Fortress and history

Fortress and history

[ May 2016 ] After getting off the boat which went down the Garonne River in France, we visited Medoc Fort. This is the 17th century fortress and one of the 12 Vauban Fortresses which are listed with the Unesco World Heritage. Vauban was a military engineer who worked for the Sun King, Louis the 14th, and he was an expert in making fortresses. He built three fortresses around here to protect this wide estuary whose width is up to more than 3km from British invaders. We saw some remaining buildings briefly in the relaxing countryside atmosphere, but I could not imagine any danger or battle, though.

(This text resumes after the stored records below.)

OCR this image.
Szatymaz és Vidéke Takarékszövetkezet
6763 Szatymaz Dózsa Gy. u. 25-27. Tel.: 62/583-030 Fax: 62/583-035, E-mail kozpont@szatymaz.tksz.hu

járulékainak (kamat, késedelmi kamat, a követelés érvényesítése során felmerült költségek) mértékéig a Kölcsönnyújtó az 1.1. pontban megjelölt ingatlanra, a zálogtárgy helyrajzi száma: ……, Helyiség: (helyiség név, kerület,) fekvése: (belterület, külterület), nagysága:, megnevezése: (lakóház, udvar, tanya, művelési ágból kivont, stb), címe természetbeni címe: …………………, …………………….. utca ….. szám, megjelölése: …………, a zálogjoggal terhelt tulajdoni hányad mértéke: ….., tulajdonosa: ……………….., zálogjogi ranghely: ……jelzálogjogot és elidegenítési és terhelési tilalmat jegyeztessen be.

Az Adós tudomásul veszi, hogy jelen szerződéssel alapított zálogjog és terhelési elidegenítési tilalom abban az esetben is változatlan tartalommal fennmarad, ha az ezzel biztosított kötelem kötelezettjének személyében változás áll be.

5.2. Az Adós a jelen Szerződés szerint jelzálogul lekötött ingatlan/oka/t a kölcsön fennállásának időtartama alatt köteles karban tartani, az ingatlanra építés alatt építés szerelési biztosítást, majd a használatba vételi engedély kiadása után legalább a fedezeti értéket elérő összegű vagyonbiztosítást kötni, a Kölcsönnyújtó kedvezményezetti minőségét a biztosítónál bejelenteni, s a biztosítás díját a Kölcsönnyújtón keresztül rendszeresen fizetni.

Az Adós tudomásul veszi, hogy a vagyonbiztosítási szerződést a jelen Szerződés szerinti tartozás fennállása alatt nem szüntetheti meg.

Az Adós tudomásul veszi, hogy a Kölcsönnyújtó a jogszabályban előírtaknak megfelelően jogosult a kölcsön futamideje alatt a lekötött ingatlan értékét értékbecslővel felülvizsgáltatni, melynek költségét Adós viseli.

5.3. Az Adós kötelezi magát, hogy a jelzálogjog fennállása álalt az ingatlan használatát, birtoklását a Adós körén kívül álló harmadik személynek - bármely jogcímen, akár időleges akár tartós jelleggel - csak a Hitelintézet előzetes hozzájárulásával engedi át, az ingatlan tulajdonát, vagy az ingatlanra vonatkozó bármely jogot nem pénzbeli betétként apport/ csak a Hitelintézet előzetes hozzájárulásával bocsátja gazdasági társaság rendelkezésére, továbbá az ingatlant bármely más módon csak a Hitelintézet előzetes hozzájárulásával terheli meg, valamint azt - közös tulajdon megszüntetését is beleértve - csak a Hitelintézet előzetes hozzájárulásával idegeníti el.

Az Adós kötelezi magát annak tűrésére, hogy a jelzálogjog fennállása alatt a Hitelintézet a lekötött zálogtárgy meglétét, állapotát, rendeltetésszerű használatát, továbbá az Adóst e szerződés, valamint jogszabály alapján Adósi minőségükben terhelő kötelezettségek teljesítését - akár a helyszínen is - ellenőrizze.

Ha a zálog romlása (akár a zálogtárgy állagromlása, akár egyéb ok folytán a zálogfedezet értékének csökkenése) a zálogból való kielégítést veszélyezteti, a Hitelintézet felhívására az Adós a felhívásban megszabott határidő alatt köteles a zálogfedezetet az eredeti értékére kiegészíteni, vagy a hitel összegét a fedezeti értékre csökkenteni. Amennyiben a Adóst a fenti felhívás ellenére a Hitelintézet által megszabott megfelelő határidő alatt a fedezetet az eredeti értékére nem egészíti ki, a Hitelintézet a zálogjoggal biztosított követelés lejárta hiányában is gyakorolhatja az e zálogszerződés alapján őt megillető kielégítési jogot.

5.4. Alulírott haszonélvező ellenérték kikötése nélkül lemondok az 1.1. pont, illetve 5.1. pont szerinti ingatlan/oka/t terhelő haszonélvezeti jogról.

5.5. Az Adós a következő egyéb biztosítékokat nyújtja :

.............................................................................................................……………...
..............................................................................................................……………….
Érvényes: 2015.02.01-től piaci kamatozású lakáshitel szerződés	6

The guide said “protection against British”, but this region had been a part of England for a long time before France won the Hundred Years’ War in the 14th and 15th centuries. And the wine industry here was treated very well by British, so the people here were apparently very disappointed by the victory of France, which was determined by the fall of Bordeaux. Maybe that is why many British people retire not far from here, up along the Dordogne river which merges with Garonne.

But before the Hundred Years’ War, there was the Norman Conquest in 1066 when the Norman people in France captured England and built a new kingdom. So the Hundred Years’ War was in a way a war fought by French against French? And now, Britain decided to leave European Union, saying “we are not European”. How ridiculous is that!